In the previous release, users could configure multiple content providers for geocoding, mapping, driving directions, and business directory services. A provider was selected based on static ordering or its availability region. This release adds the ability to monitor the performance and reliability of providers and dynamically adjust the selection criteria. It also logs performance statistics that help administrators in managing their systems.

4.3.8 Mobile Office Applications

Enterprises can get up and running on wireless or voice applications quickly by deploying the mobile applications that are shipped with Oracle Application Server Wireless. The Mobile Office suite of applications provides wireless browser and voice access to email, calendars, address books, tasks, directories, and files. These applications are fully integrated, enabling the most convenient user experience through such features as directory-based or address book-based recipient selection while composing email messages.
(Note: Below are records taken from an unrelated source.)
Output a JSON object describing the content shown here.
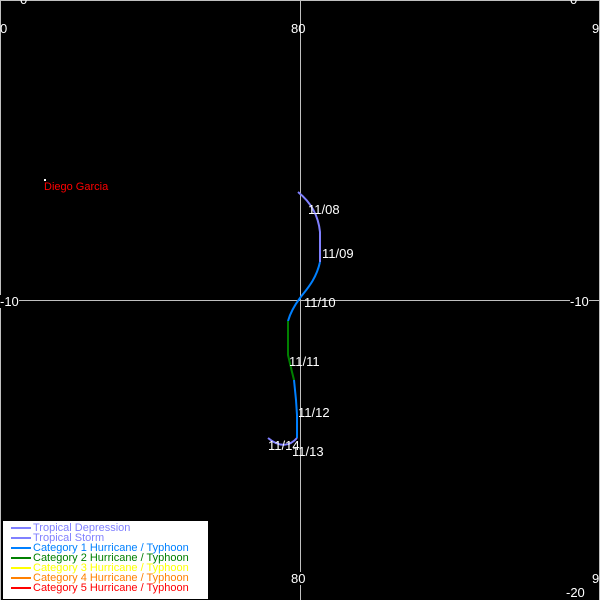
{
  "grid": {
    "lon_labels_top": [
      "0",
      "80",
      "9"
    ],
    "lon_labels_bottom": [
      "80",
      "9"
    ],
    "lat_labels_top": [
      "0",
      "0"
    ],
    "lat_labels_mid": [
      "-10",
      "-10"
    ],
    "lat_label_bottom_right": "-20"
  },
  "places": [
    {
      "name": "Diego Garcia"
    }
  ],
  "track_dates": [
    "11/08",
    "11/09",
    "11/10",
    "11/11",
    "11/12",
    "11/13",
    "11/14"
  ],
  "legend": [
    {
      "label": "Tropical Depression",
      "color": "#8080ff"
    },
    {
      "label": "Tropical Storm",
      "color": "#8080ff"
    },
    {
      "label": "Category 1 Hurricane / Typhoon",
      "color": "#0080ff"
    },
    {
      "label": "Category 2 Hurricane / Typhoon",
      "color": "#008000"
    },
    {
      "label": "Category 3 Hurricane / Typhoon",
      "color": "#ffff00"
    },
    {
      "label": "Category 4 Hurricane / Typhoon",
      "color": "#ff8000"
    },
    {
      "label": "Category 5 Hurricane / Typhoon",
      "color": "#ff0000"
    }
  ]
}
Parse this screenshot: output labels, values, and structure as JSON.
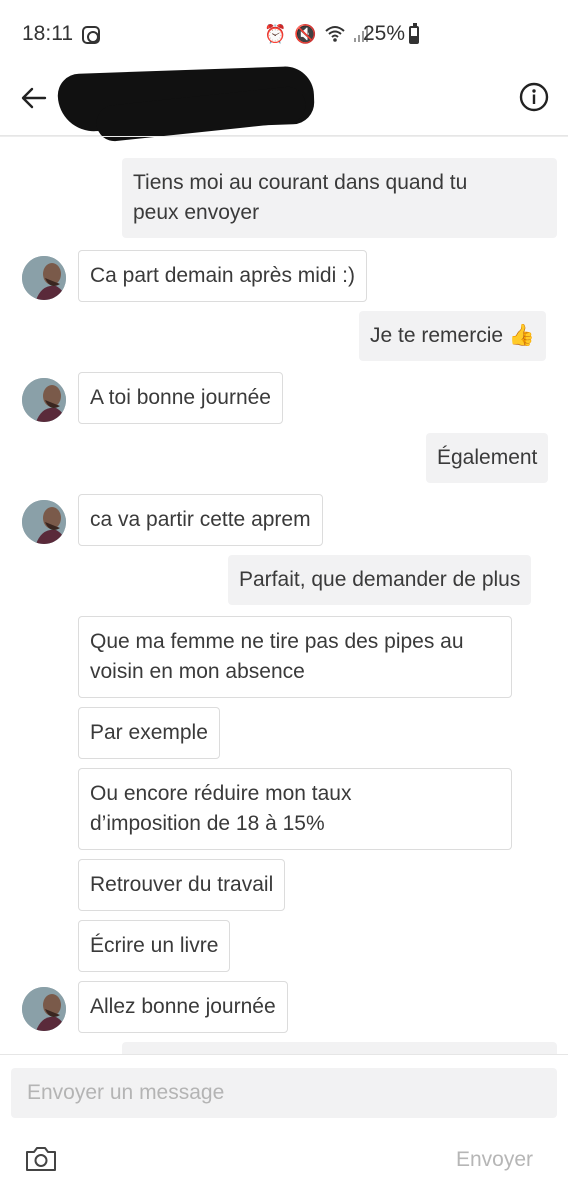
{
  "status_bar": {
    "time": "18:11",
    "battery": "25%",
    "icons": [
      "instagram-icon",
      "alarm-icon",
      "mute-icon",
      "wifi-icon",
      "signal-icon",
      "battery-icon"
    ]
  },
  "header": {
    "icons": [
      "back-arrow-icon",
      "info-icon"
    ]
  },
  "messages": [
    {
      "side": "out",
      "text_lines": [
        "Tiens moi au courant dans quand tu",
        "peux envoyer"
      ]
    },
    {
      "side": "in",
      "avatar": true,
      "text_lines": [
        "Ca part demain après midi :)"
      ]
    },
    {
      "side": "out",
      "text_lines": [
        "Je te remercie 👍"
      ]
    },
    {
      "side": "in",
      "avatar": true,
      "text_lines": [
        "A toi bonne journée"
      ]
    },
    {
      "side": "out",
      "text_lines": [
        "Également"
      ]
    },
    {
      "side": "in",
      "avatar": true,
      "text_lines": [
        "ca va partir cette aprem"
      ]
    },
    {
      "side": "out",
      "text_lines": [
        "Parfait, que demander de plus"
      ]
    },
    {
      "side": "in",
      "avatar": false,
      "text_lines": [
        "Que ma femme ne tire pas des pipes au",
        "voisin en mon absence"
      ]
    },
    {
      "side": "in",
      "avatar": false,
      "text_lines": [
        "Par exemple"
      ]
    },
    {
      "side": "in",
      "avatar": false,
      "text_lines": [
        "Ou encore réduire mon taux",
        "d’imposition de 18 à 15%"
      ]
    },
    {
      "side": "in",
      "avatar": false,
      "text_lines": [
        "Retrouver du travail"
      ]
    },
    {
      "side": "in",
      "avatar": false,
      "text_lines": [
        "Écrire un livre"
      ]
    },
    {
      "side": "in",
      "avatar": true,
      "text_lines": [
        "Allez bonne journée"
      ]
    }
  ],
  "composer": {
    "placeholder": "Envoyer un message",
    "send_label": "Envoyer",
    "icons": [
      "camera-icon"
    ]
  },
  "colors": {
    "outgoing_bubble": "#f2f2f3",
    "incoming_border": "#dcdcdc",
    "text": "#3a3a3a",
    "placeholder": "#b4b4b4"
  }
}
All Mobile Office applications are based on standard protocols, allowing a simple integration into existing environments. Mobile Email gives access from any mobile device to any IMAP or POP3 server, including Microsoft Exchange and Lotus Domino. Mobile Directory connects to any LDAP directory server. And finally, Mobile Calendar integrates with Microsoft Exchange and Lotus Domino servers, and through published interfaces Oracle enables easy customization to support any calendar server.